- Date: August 11–17
- Edition: 91st
- Surface: Hard / outdoor
- Location: Toronto, Ontario, Canada
- Venue: National Tennis Centre

Champions

Men's singles
- Ivan Lendl

Women's singles
- Chris Evert-Lloyd

Men's doubles
- Bruce Manson / Brian Teacher

Women's doubles
- Andrea Jaeger / Regina Maršíková
- ← 1979 · Canadian Open · 1981 →

= 1980 Player's Canadian Open =

The 1980 Player's International Canadian Open was a tennis tournament played on outdoor hard courts at the National Tennis Centre in Toronto in Canada that was part of the 1980 Volvo Grand Prix and of the 1980 WTA Tour.
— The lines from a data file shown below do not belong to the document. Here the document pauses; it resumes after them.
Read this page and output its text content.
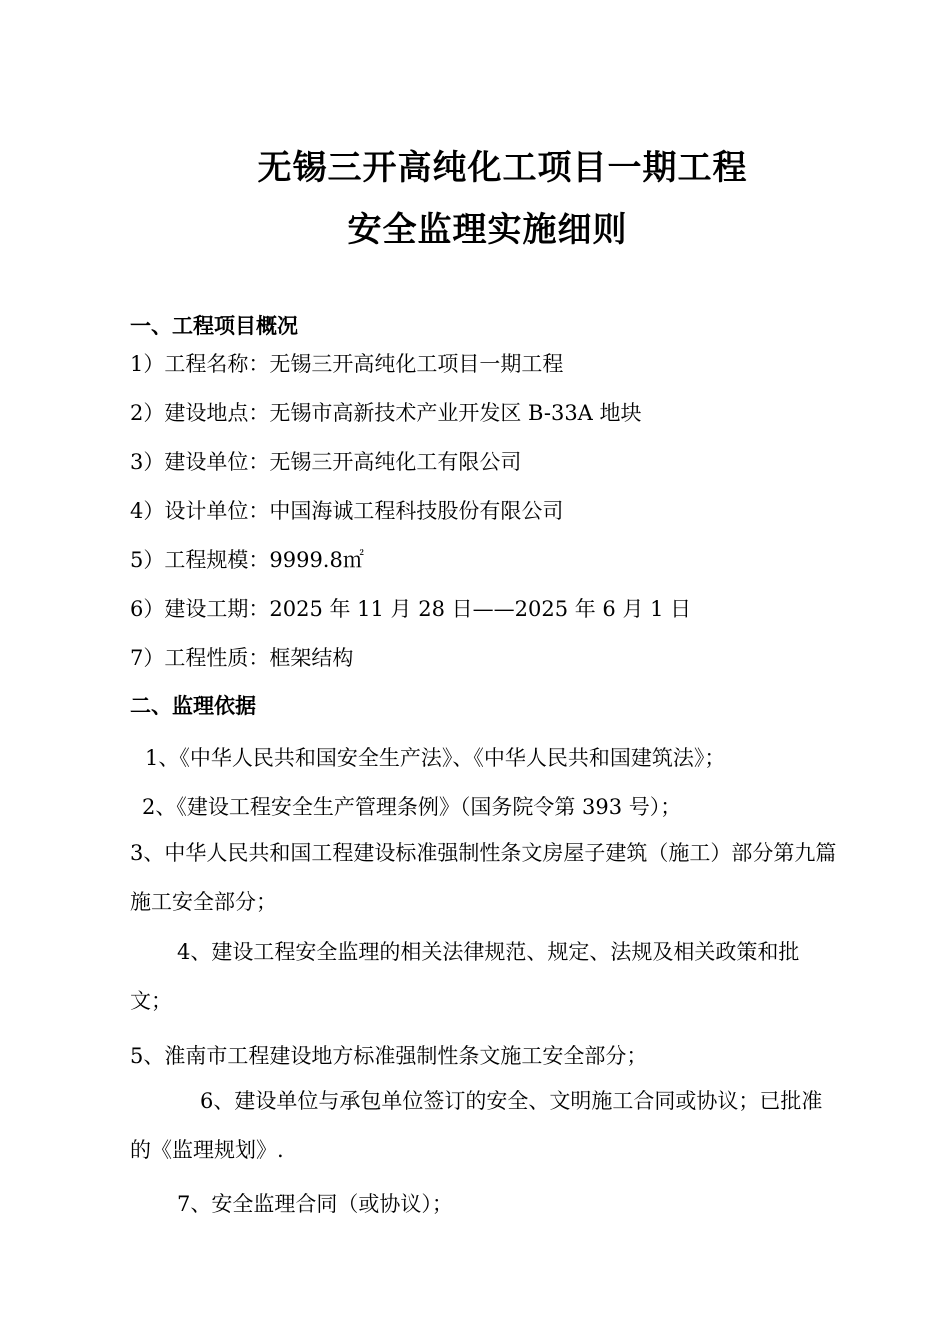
无锡三开高纯化工项目一期工程
安全监理实施细则
一、工程项目概况
1）工程名称：无锡三开高纯化工项目一期工程
2）建设地点：无锡市高新技术产业开发区 B-33A 地块
3）建设单位：无锡三开高纯化工有限公司
4）设计单位：中国海诚工程科技股份有限公司
5）工程规模：9999.8㎡
6）建设工期：2025 年 11 月 28 日——2025 年 6 月 1 日
7）工程性质：框架结构
二、监理依据
1、《中华人民共和国安全生产法》、《中华人民共和国建筑法》；
2、《建设工程安全生产管理条例》（国务院令第 393 号）；
3、中华人民共和国工程建设标准强制性条文房屋子建筑（施工）部分第九篇施工安全部分；
4、建设工程安全监理的相关法律规范、规定、法规及相关政策和批文；
5、淮南市工程建设地方标准强制性条文施工安全部分；
6、建设单位与承包单位签订的安全、文明施工合同或协议；已批准的《监理规划》.
7、安全监理合同（或协议）；
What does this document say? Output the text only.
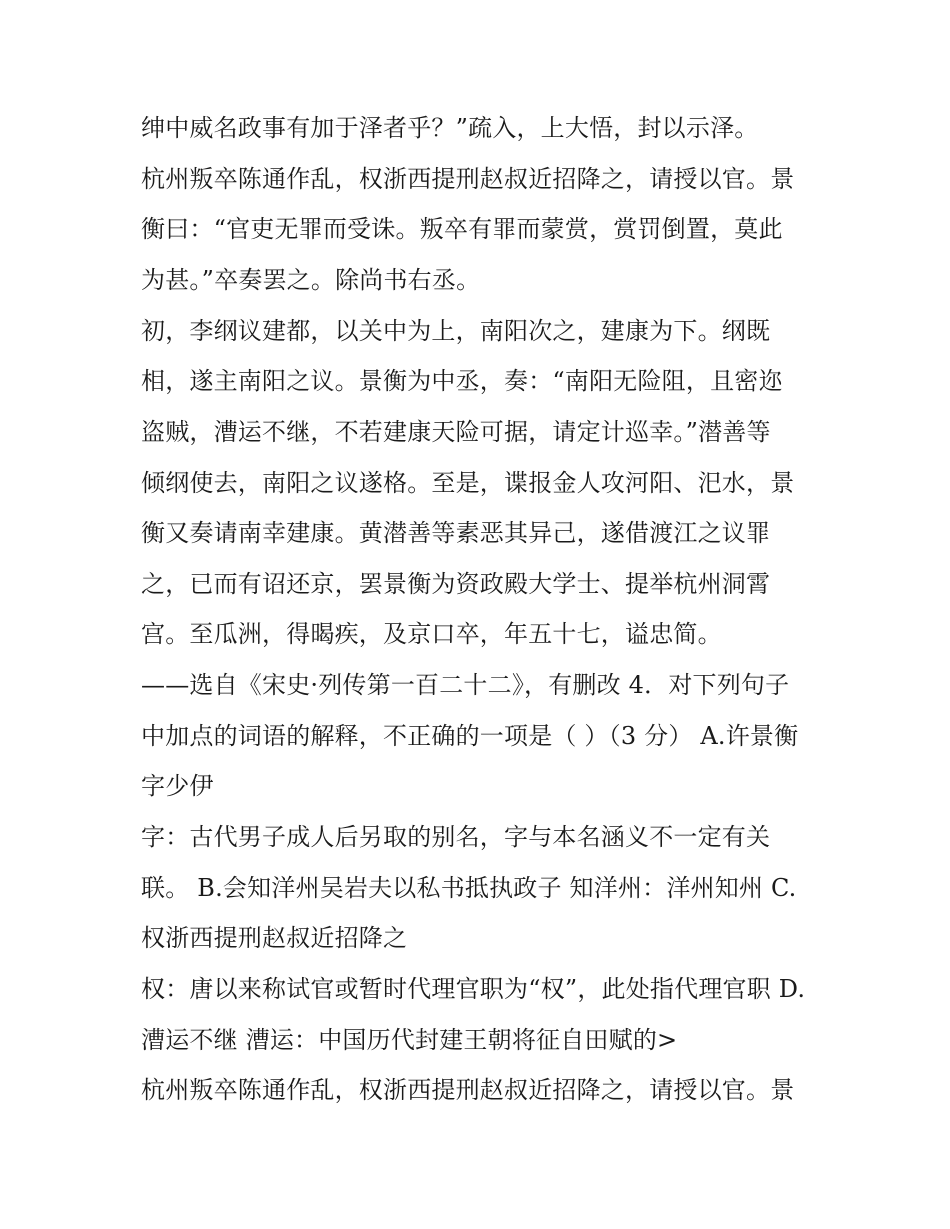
绅中威名政事有加于泽者乎？”疏入，上大悟，封以示泽。
杭州叛卒陈通作乱，权浙西提刑赵叔近招降之，请授以官。景
衡曰：“官吏无罪而受诛。叛卒有罪而蒙赏，赏罚倒置，莫此
为甚。”卒奏罢之。除尚书右丞。
初，李纲议建都，以关中为上，南阳次之，建康为下。纲既
相，遂主南阳之议。景衡为中丞，奏：“南阳无险阻，且密迩
盗贼，漕运不继，不若建康天险可据，请定计巡幸。”潜善等
倾纲使去，南阳之议遂格。至是，谍报金人攻河阳、汜水，景
衡又奏请南幸建康。黄潜善等素恶其异己，遂借渡江之议罪
之，已而有诏还京，罢景衡为资政殿大学士、提举杭州洞霄
宫。至瓜洲，得暍疾，及京口卒，年五十七，谥忠简。
——选自《宋史·列传第一百二十二》，有删改 4．对下列句子
中加点的词语的解释，不正确的一项是（ ）（3 分） A.许景衡
字少伊
字：古代男子成人后另取的别名，字与本名涵义不一定有关
联。 B.会知洋州吴岩夫以私书抵执政子 知洋州：洋州知州 C.
权浙西提刑赵叔近招降之
权：唐以来称试官或暂时代理官职为“权”，此处指代理官职 D.
漕运不继 漕运：中国历代封建王朝将征自田赋的>
杭州叛卒陈通作乱，权浙西提刑赵叔近招降之，请授以官。景
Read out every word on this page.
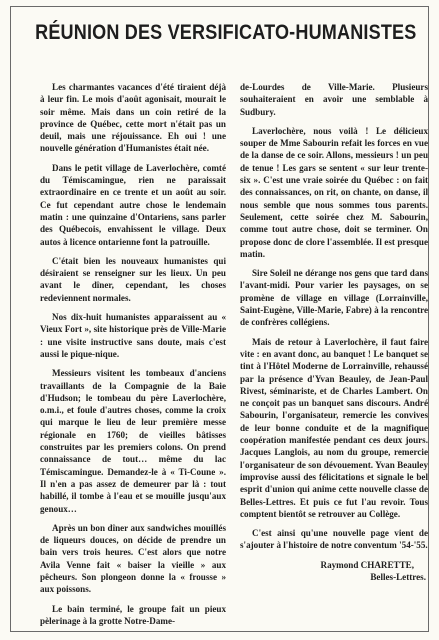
RÉUNION DES VERSIFICATO-HUMANISTES

Les charmantes vacances d'été tiraient déjà à leur fin. Le mois d'août agonisait, mourait le soir même. Mais dans un coin retiré de la province de Québec, cette mort n'était pas un deuil, mais une réjouissance. Eh oui ! une nouvelle génération d'Humanistes était née.

Dans le petit village de Laverlochère, comté du Témiscamingue, rien ne paraissait extraordinaire en ce trente et un août au soir. Ce fut cependant autre chose le lendemain matin : une quinzaine d'Ontariens, sans parler des Québecois, envahissent le village. Deux autos à licence ontarienne font la patrouille.

C'était bien les nouveaux humanistes qui désiraient se renseigner sur les lieux. Un peu avant le dîner, cependant, les choses redeviennent normales.

Nos dix-huit humanistes apparaissent au « Vieux Fort », site historique près de Ville-Marie : une visite instructive sans doute, mais c'est aussi le pique-nique.

Messieurs visitent les tombeaux d'anciens travaillants de la Compagnie de la Baie d'Hudson; le tombeau du père Laverlochère, o.m.i., et foule d'autres choses, comme la croix qui marque le lieu de leur première messe régionale en 1760; de vieilles bâtisses construites par les premiers colons. On prend connaissance de tout… même du lac Témiscamingue. Demandez-le à « Ti-Coune ». Il n'en a pas assez de demeurer par là : tout habillé, il tombe à l'eau et se mouille jusqu'aux genoux…

Après un bon dîner aux sandwiches mouillés de liqueurs douces, on décide de prendre un bain vers trois heures. C'est alors que notre Avila Venne fait « baiser la vieille » aux pêcheurs. Son plongeon donne la « frousse » aux poissons.

Le bain terminé, le groupe fait un pieux pèlerinage à la grotte Notre-Dame-

de-Lourdes de Ville-Marie. Plusieurs souhaiteraient en avoir une semblable à Sudbury.

Laverlochère, nous voilà ! Le délicieux souper de Mme Sabourin refait les forces en vue de la danse de ce soir. Allons, messieurs ! un peu de tenue ! Les gars se sentent « sur leur trente-six ». C'est une vraie soirée du Québec : on fait des connaissances, on rit, on chante, on danse, il nous semble que nous sommes tous parents. Seulement, cette soirée chez M. Sabourin, comme tout autre chose, doit se terminer. On propose donc de clore l'assemblée. Il est presque matin.

Sire Soleil ne dérange nos gens que tard dans l'avant-midi. Pour varier les paysages, on se promène de village en village (Lorrainville, Saint-Eugène, Ville-Marie, Fabre) à la rencontre de confrères collégiens.

Mais de retour à Laverlochère, il faut faire vite : en avant donc, au banquet ! Le banquet se tint à l'Hôtel Moderne de Lorrainville, rehaussé par la présence d'Yvan Beauley, de Jean-Paul Rivest, séminariste, et de Charles Lambert. On ne conçoit pas un banquet sans discours. André Sabourin, l'organisateur, remercie les convives de leur bonne conduite et de la magnifique coopération manifestée pendant ces deux jours. Jacques Langlois, au nom du groupe, remercie l'organisateur de son dévouement. Yvan Beauley improvise aussi des félicitations et signale le bel esprit d'union qui anime cette nouvelle classe de Belles-Lettres. Et puis ce fut l'au revoir. Tous comptent bientôt se retrouver au Collège.

C'est ainsi qu'une nouvelle page vient de s'ajouter à l'histoire de notre conventum '54-'55.

Raymond CHARETTE,

Belles-Lettres.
It was the 91st edition of the tournament and was held from August 11 through August 17, 1980.

==Finals==

===Men's singles===

CSK Ivan Lendl defeated SWE Björn Borg 4–6, 5–4 retired
- It was Lendl's 2nd singles title of the year and of his career.

===Women's singles===
USA Chris Evert-Lloyd defeated Virginia Ruzici 6–3, 6–1
- It was Evert-Lloyd's 4th title of the year and the 101st of her career.

===Men's doubles===
USA Bruce Manson / USA Brian Teacher defeated SUI Heinz Günthardt / USA Sandy Mayer 6–3, 3–6, 6–4
- It was Manson's 1st title of the year and the 3rd of his career. It was Teacher's 3rd title of the year and the 8th of his career.

===Women's doubles===
USA Andrea Jaeger / CSK Regina Maršíková defeated USA Ann Kiyomura / USA Betsy Nagelsen 6–1, 6–3
- It was Jaeger's 1st title of the year and the 1st of her career. It was Maršíková's 1st title of the year and the 6th of her career.